Car renouer avec ses sens est aussi un entraînement qui passe par une hiérarchie mémorielle : “On est dans un monde extrêmement visuel et pressé, or, si on parle des sensations du passé, la vue est moins armée que le goût et l’odorat, ajoute Jacques Tassin. À l’échelle de l’individu, cela favorise une perte de mémoire des sensations : on oublie beaucoup moins les expériences de l’odorat et surtout du goût, que les expériences visuelles ou auditives.” Évidemment nos modes de vie toujours plus numériques n’aident pas. En juillet 2023, un commentaire TikTok a fait date : sous la publication d’une vidéo de bébé sur fond de ciel, une internaute demandait : “Comment avez-vous ajouté ces nuages dans le fond ?” Réponse : “C’est le ciel, on était dehors.” Un moment viral pour Internet, révélateur de notre déconnexion totale. Jacques Tassin ajoute : “Pour reprendre le mot du sociologue Bruno Latour, il faut se ‘reterrestrer’, parce qu’on écrase beaucoup de sensations par le numérique, donc on fait de moins en moins l’expérience d’une sensation fine, directe, qui nous engage, où le corps est là. Cela participe à la moindre aptitude d’un accueil du sensible.”

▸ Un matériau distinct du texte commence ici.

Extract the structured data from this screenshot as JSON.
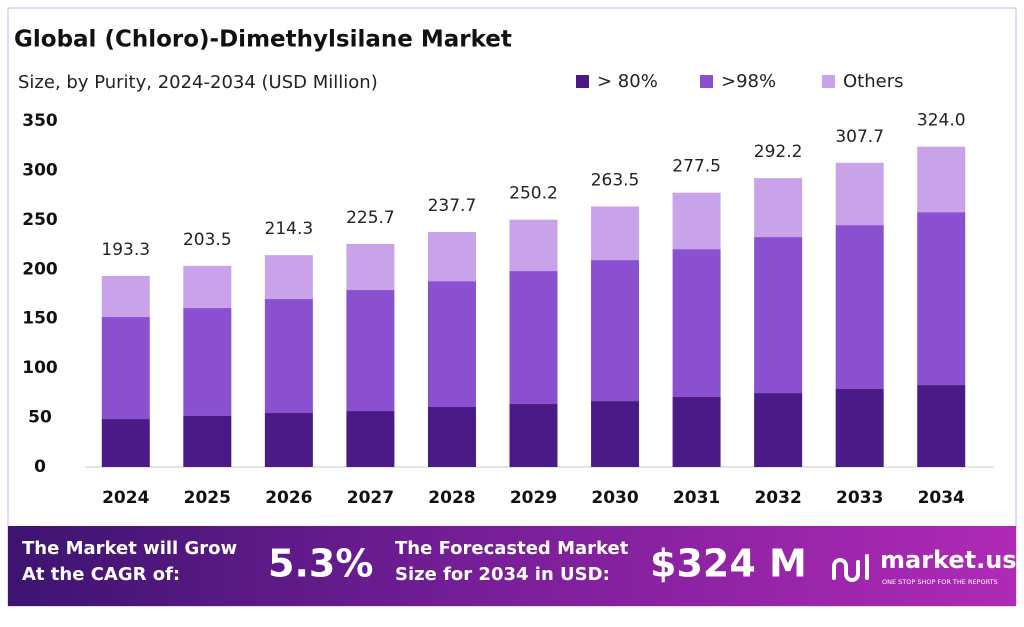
{
  "chart_data": {
    "type": "stacked-bar",
    "title": "Global (Chloro)-Dimethylsilane Market",
    "subtitle": "Size, by Purity, 2024-2034 (USD Million)",
    "categories": [
      "2024",
      "2025",
      "2026",
      "2027",
      "2028",
      "2029",
      "2030",
      "2031",
      "2032",
      "2033",
      "2034"
    ],
    "series": [
      {
        "name": "> 80%",
        "color": "#4a1a86",
        "values": [
          48.5,
          51.6,
          54.6,
          56.6,
          60.7,
          63.7,
          66.7,
          70.8,
          74.8,
          78.9,
          82.9
        ]
      },
      {
        "name": ">98%",
        "color": "#8a50d0",
        "values": [
          103.2,
          109.2,
          115.3,
          122.4,
          127.3,
          134.5,
          142.6,
          149.6,
          157.8,
          165.8,
          174.9
        ]
      },
      {
        "name": "Others",
        "color": "#c9a3ea",
        "values": [
          41.6,
          42.7,
          44.4,
          46.7,
          49.7,
          52.0,
          54.2,
          57.1,
          59.6,
          63.0,
          66.2
        ]
      }
    ],
    "totals": [
      193.3,
      203.5,
      214.3,
      225.7,
      237.7,
      250.2,
      263.5,
      277.5,
      292.2,
      307.7,
      324
    ],
    "total_labels": [
      "193.3",
      "203.5",
      "214.3",
      "225.7",
      "237.7",
      "250.2",
      "263.5",
      "277.5",
      "292.2",
      "307.7",
      "324.0"
    ],
    "ylim": [
      0,
      350
    ],
    "yticks": [
      0,
      50,
      100,
      150,
      200,
      250,
      300,
      350
    ],
    "grid": false,
    "legend": "top-right"
  },
  "footer": {
    "cagr_text": "The Market will Grow At the CAGR of:",
    "cagr_value": "5.3%",
    "forecast_text": "The Forecasted Market Size for 2034 in USD:",
    "forecast_value": "$324 M",
    "brand": "market.us",
    "tagline": "ONE STOP SHOP FOR THE REPORTS"
  }
}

Le sensible : sur place ou à emporter ?

 

Si rien ne vaut la nature “en vrai”, à mesure que les écosystèmes changent, peut-on fabriquer du sensible “artificiel” ? L’industrie de la parfumerie cherche à encapsuler ces odeurs si particulières : chez Hermès, le nez Christine Nagel s’est inspirée de l’odeur du crottin de cheval pour le rare parfum Paddock. Plus niche, l’artiste et parfumeuse Hilde Soliani a imaginé Lacrima, une fragrance de neige fraîche. Enfin, le géant de la parfumerie Givaudan a annoncé l’année dernière avoir réussi à reproduire l’odeur du pétrichor pour créer le parfum Geogaia. Beaucoup moins industrielles, d’autres initiatives visent à préserver notre patrimoine sensible comme l’écologie des paysages sonores, où des bioacousticien·ne·s et audio­naturalistes captent les sons de la nature afin de les conserver. C’est notamment le cas de Bryan Pijanowski, directeur du Centre mondial pour les paysages sonores, qui confiait récemment à l’Unesco : “Dans le cadre de cette ‘mission d’enregistrement de la Terre’, 29 des 32 biomes terrestres et aquatiques principaux de la planète ont été répertoriés jusqu’à présent.” Mais la collecte de ces sons menacés n’est pas purement vouée à l’archivage. Il poursuit : “Les peuples autochtones utilisent depuis longtemps le son pour comprendre les variations de leur environnement, mais aussi pour se relier à la nature et à l’au-delà. Les sons de la nature sont souvent inextricablement liés au monde spirituel (…) Pour mieux comprendre ce qu’ils représentent, j’ai demandé à un éleveur mongol quelles seraient pour lui les conséquences de la disparition de ces sons du monde naturel qui l’entoure. Sa réponse ne s’est pas fait attendre : ‘Nous ne serions plus humain·e·s.’” Affaire sensible, donc.

Cet article est originellement paru dans notre numéro Fall-Winter 2024 STATE OF NATURE (sorti le 16 septembre 2024).